Так из очерков о людях сороковых и шестидесятых годов, о Погодине и славянофилах зарождается «История русской общественной мысли», — широко задуманный обзор всей русской истории в свете марксизма. любовью и увлечением отдается Плеханов этой работе, собирает материалы, читает старых, давно забытых авторов, мало кому известных публицистов русского средневековья. Конечно, он подходит ко всем историческим явлениям, как марксист. Классовая точка зрения не покидает его, и за всеми общественными столкновениями он ищет конфликта социально-экономических сил и групп. Но пред ним развертывается вся русская история — стало быть, вся Россия в лице ее подвижников и мыслителей, борцов за культуру, за свободу мысли и совести, и становится ясным и понятным духовное родство между иным пламенным проповедником-обличителем XVI века и публицистами сороковых и шестидесятых годов нашего века.
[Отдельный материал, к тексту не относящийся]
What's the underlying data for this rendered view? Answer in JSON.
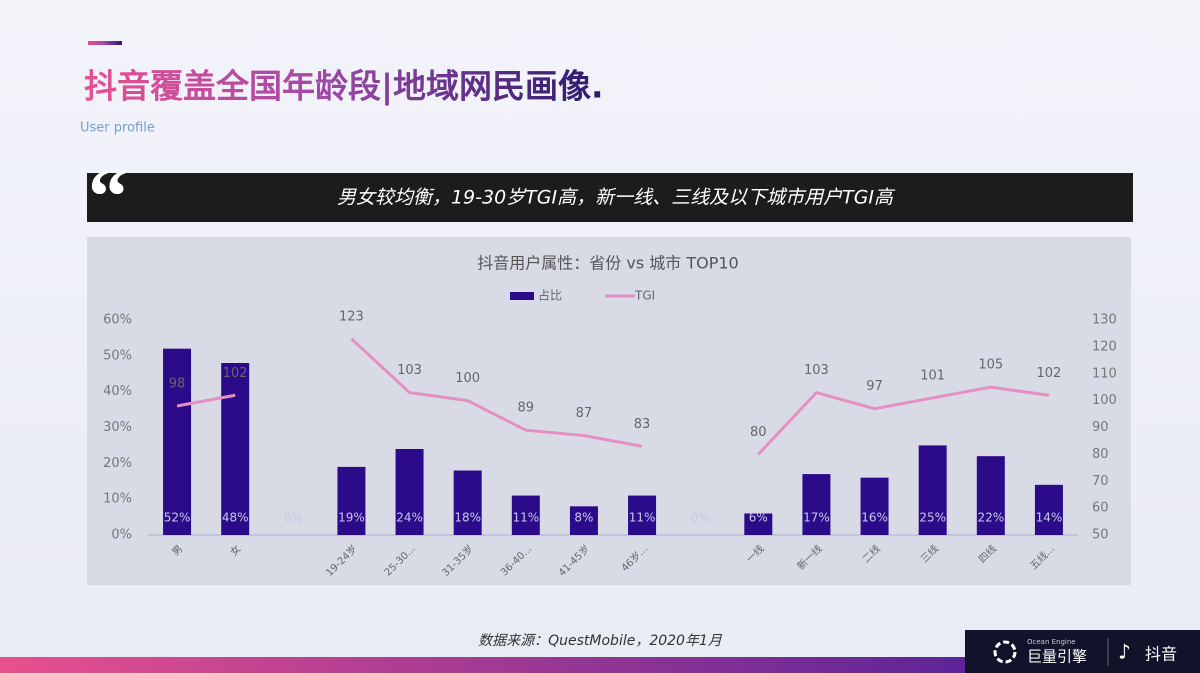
{
  "header": {
    "title": "抖音覆盖全国年龄段|地域网民画像.",
    "subtitle": "User profile"
  },
  "quote": "男女较均衡，19-30岁TGI高，新一线、三线及以下城市用户TGI高",
  "source": "数据来源：QuestMobile，2020年1月",
  "logos": {
    "engine_en": "Ocean Engine",
    "engine": "巨量引擎",
    "douyin": "抖音"
  },
  "chart_data": {
    "type": "bar",
    "title": "抖音用户属性：省份 vs 城市 TOP10",
    "categories": [
      "男",
      "女",
      null,
      "19-24岁",
      "25-30...",
      "31-35岁",
      "36-40...",
      "41-45岁",
      "46岁...",
      null,
      "一线",
      "新一线",
      "二线",
      "三线",
      "四线",
      "五线..."
    ],
    "series": [
      {
        "name": "占比",
        "type": "bar",
        "color": "#2c0b8a",
        "values": [
          52,
          48,
          0,
          19,
          24,
          18,
          11,
          8,
          11,
          0,
          6,
          17,
          16,
          25,
          22,
          14
        ],
        "value_labels": [
          "52%",
          "48%",
          "0%",
          "19%",
          "24%",
          "18%",
          "11%",
          "8%",
          "11%",
          "0%",
          "6%",
          "17%",
          "16%",
          "25%",
          "22%",
          "14%"
        ]
      },
      {
        "name": "TGI",
        "type": "line",
        "axis": "y2",
        "color": "#e68fc2",
        "values": [
          98,
          102,
          null,
          123,
          103,
          100,
          89,
          87,
          83,
          null,
          80,
          103,
          97,
          101,
          105,
          102
        ]
      }
    ],
    "ylim": [
      0,
      60
    ],
    "yticks": [
      {
        "value": 0,
        "label": "0%"
      },
      {
        "value": 10,
        "label": "10%"
      },
      {
        "value": 20,
        "label": "20%"
      },
      {
        "value": 30,
        "label": "30%"
      },
      {
        "value": 40,
        "label": "40%"
      },
      {
        "value": 50,
        "label": "50%"
      },
      {
        "value": 60,
        "label": "60%"
      }
    ],
    "y2lim": [
      50,
      130
    ],
    "y2ticks": [
      50,
      60,
      70,
      80,
      90,
      100,
      110,
      120,
      130
    ],
    "legend": "top"
  }
}
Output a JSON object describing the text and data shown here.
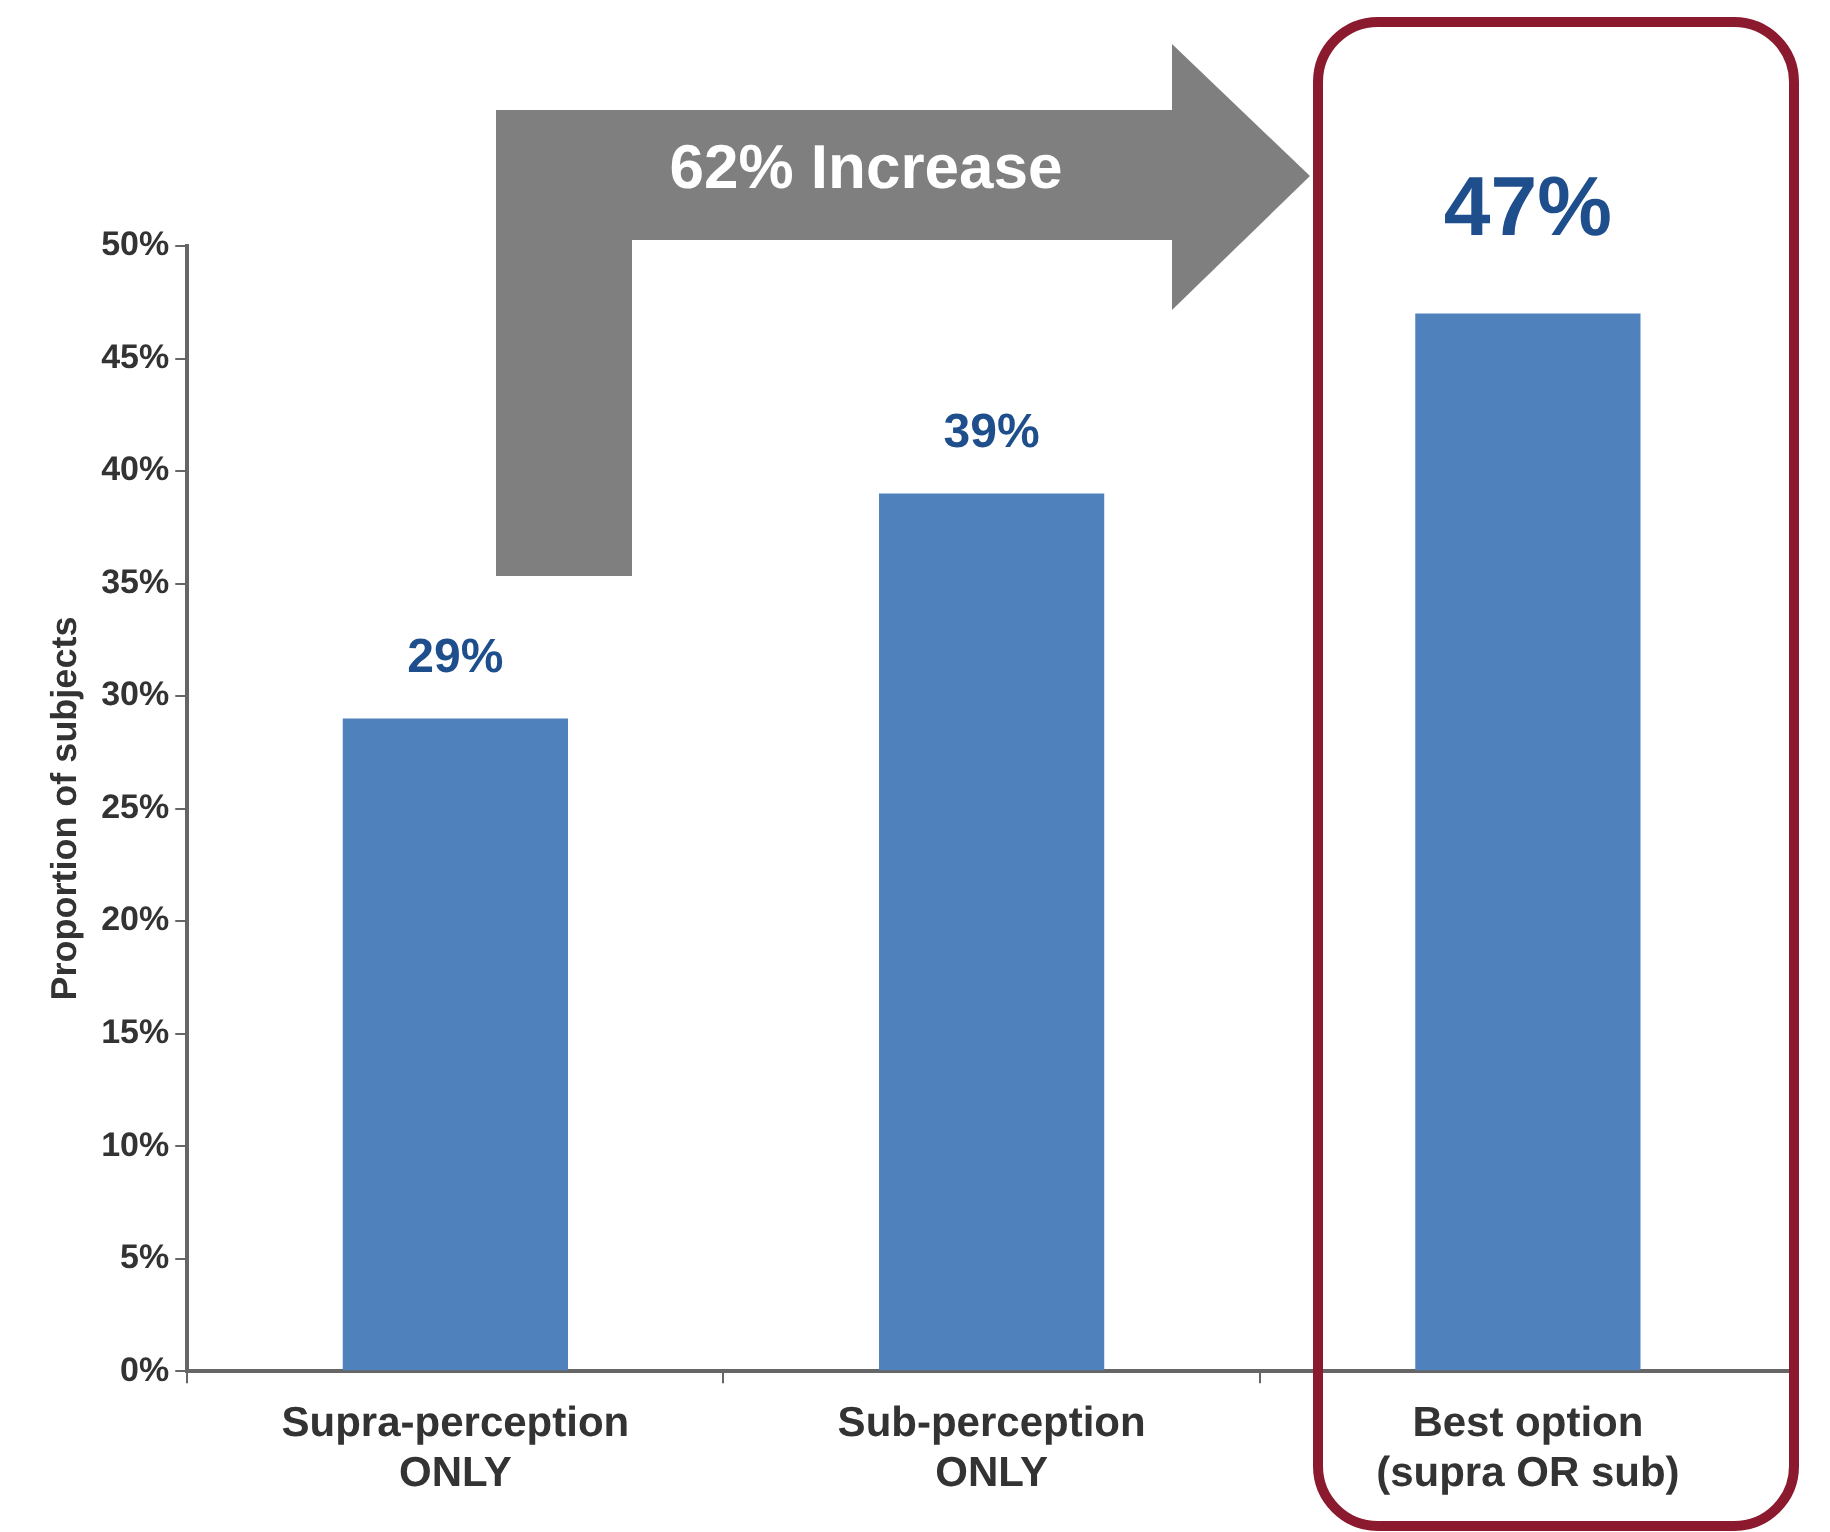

Плеханов переделывал обычные представления о русской истории. Но и русская история переделала обычные представления о Плеханове. Его не случайно потянуло к истории русской общественной мысли, то есть истории русской интеллигенции. Он сам был русским интеллигентом. Не как посторонний наблюдатель, не как бесстрастный ученый описывает он борьбу западного и восточного влияний в московской Руси, при Иване Грозном, при Петре. Он сам участвует в споре между Иваном и Курбским, полемизирует с Крижаничем, сочувствует первым просветителям допетровского времени. Россия проходит перед ним со всеми своими национальными особенностями, — близкая Плеханову и родная. Он оставался эмигрантом, почти безвыездным жителем Женевы; о возвращении на родину ему и думать нельзя было. И в этой исторической России он находил свое отечество, родину, которую не переставал любить. Он жил в русском мире, среди русских людей. Странно, если бы он стал скрывать свою любовь к ним. Он не мог скрыть ее. Он уже в книге о Чернышевском писал о своем благоговейном отношении к Белинскому. Как тепло пишет он о первых русских публицистах, изнемогавших в борьбе с темнотой и дикостью допетровской Руси. И если патриотизм — это любовь и особый интерес к своему народу, к своей истории, то книга Плеханова «История русской общественной мысли» — это патриотическая книга, и появление новой, национальной черты в мышлении и творчестве Плеханова, его социалистическое «грехопадение» надо отнести еще к довоенному времени.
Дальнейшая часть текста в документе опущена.